Monday, 12 August 2019

"Fascism" comment shows Labour is soft on crime

“The Justice Minister’s comment that ACT’s three strikes law is akin to ‘fascism’ shows Labour is soft on crime”, ACT Leader David Seymour says.

“ACT’s three strikes law, introduced in 2010, progressively increases the consequences for recidivist violent and sexual offenders.

“The law is working as intended. In August last year, the first ‘third striker’ was ordered to serve the maximum sentence without parole.

“Hayze Waitokia had 14 previous convictions, including six for violent offending. Waitokia’s three strikes included a vicious assault using a piece of wood, stalking and sexually assaulting a 17 year-old girl, and stabbing another man.

“Very few people would believe that giving this person the maximum sentence without parole is ‘fascism’. Waitokia was at high-risk of reoffending and the public needed to be protected from him.
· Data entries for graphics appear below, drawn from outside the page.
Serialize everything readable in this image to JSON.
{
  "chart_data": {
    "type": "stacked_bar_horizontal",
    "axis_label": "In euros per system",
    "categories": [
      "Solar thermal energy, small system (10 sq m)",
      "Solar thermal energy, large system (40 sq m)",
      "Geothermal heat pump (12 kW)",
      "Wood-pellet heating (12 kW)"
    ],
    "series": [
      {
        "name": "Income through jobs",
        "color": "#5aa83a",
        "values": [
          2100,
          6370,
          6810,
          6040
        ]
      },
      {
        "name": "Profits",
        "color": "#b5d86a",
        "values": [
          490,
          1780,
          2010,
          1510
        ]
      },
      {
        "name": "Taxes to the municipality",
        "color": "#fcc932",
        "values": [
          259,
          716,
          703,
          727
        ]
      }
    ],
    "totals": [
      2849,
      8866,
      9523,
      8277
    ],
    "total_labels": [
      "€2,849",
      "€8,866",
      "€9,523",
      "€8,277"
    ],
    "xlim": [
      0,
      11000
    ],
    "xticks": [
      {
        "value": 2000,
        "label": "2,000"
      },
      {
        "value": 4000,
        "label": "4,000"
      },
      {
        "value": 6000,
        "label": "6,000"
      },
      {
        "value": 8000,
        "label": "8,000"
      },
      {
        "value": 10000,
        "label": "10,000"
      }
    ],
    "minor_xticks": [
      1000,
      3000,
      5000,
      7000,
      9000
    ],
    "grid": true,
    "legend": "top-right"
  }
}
Prior to 2010, he would have received a jail sentence of two years and three months. ACT’s three strikes law meant he will have to serve the full seven year sentence.

“The Justice Minister should ask whether he wants violent people like Waitokia churning through the justice system, creating an endless string of victims.
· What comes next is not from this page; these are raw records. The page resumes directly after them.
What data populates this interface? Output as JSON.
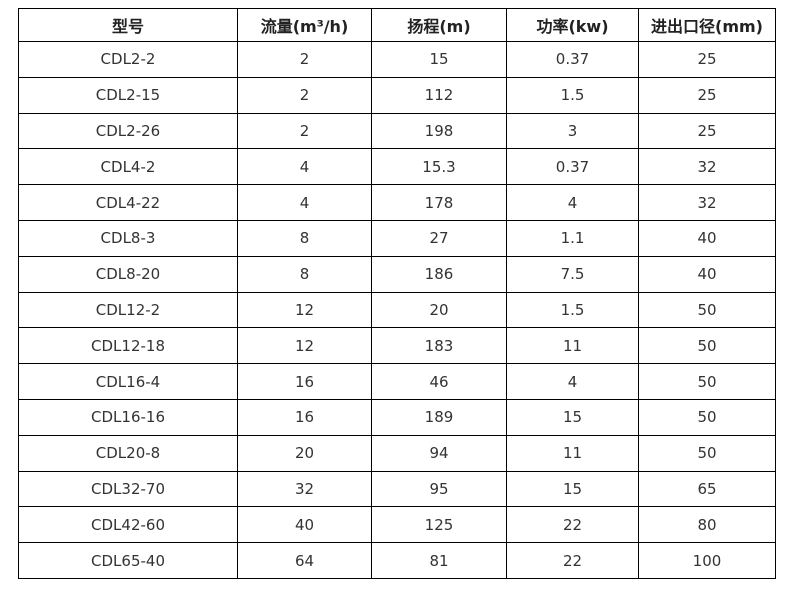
{
  "page": {
    "background_color": "#ffffff",
    "border_color": "#000000",
    "text_color": "#333333"
  },
  "table": {
    "columns": [
      "型号",
      "流量(m³/h)",
      "扬程(m)",
      "功率(kw)",
      "进出口径(mm)"
    ],
    "rows": [
      [
        "CDL2-2",
        "2",
        "15",
        "0.37",
        "25"
      ],
      [
        "CDL2-15",
        "2",
        "112",
        "1.5",
        "25"
      ],
      [
        "CDL2-26",
        "2",
        "198",
        "3",
        "25"
      ],
      [
        "CDL4-2",
        "4",
        "15.3",
        "0.37",
        "32"
      ],
      [
        "CDL4-22",
        "4",
        "178",
        "4",
        "32"
      ],
      [
        "CDL8-3",
        "8",
        "27",
        "1.1",
        "40"
      ],
      [
        "CDL8-20",
        "8",
        "186",
        "7.5",
        "40"
      ],
      [
        "CDL12-2",
        "12",
        "20",
        "1.5",
        "50"
      ],
      [
        "CDL12-18",
        "12",
        "183",
        "11",
        "50"
      ],
      [
        "CDL16-4",
        "16",
        "46",
        "4",
        "50"
      ],
      [
        "CDL16-16",
        "16",
        "189",
        "15",
        "50"
      ],
      [
        "CDL20-8",
        "20",
        "94",
        "11",
        "50"
      ],
      [
        "CDL32-70",
        "32",
        "95",
        "15",
        "65"
      ],
      [
        "CDL42-60",
        "40",
        "125",
        "22",
        "80"
      ],
      [
        "CDL65-40",
        "64",
        "81",
        "22",
        "100"
      ]
    ]
  }
}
“The Government’s primary duty is to protect people from physical harm. But Labour’s plan to get rid of ACT’s three strikes law would let some of the worst criminals in New Zealand out onto the streets. The Government must put the interests of the community ahead of the interests of violent offenders.

“ACT believes the worst recidivist offenders should be held responsible for their actions and be kept away from the public.”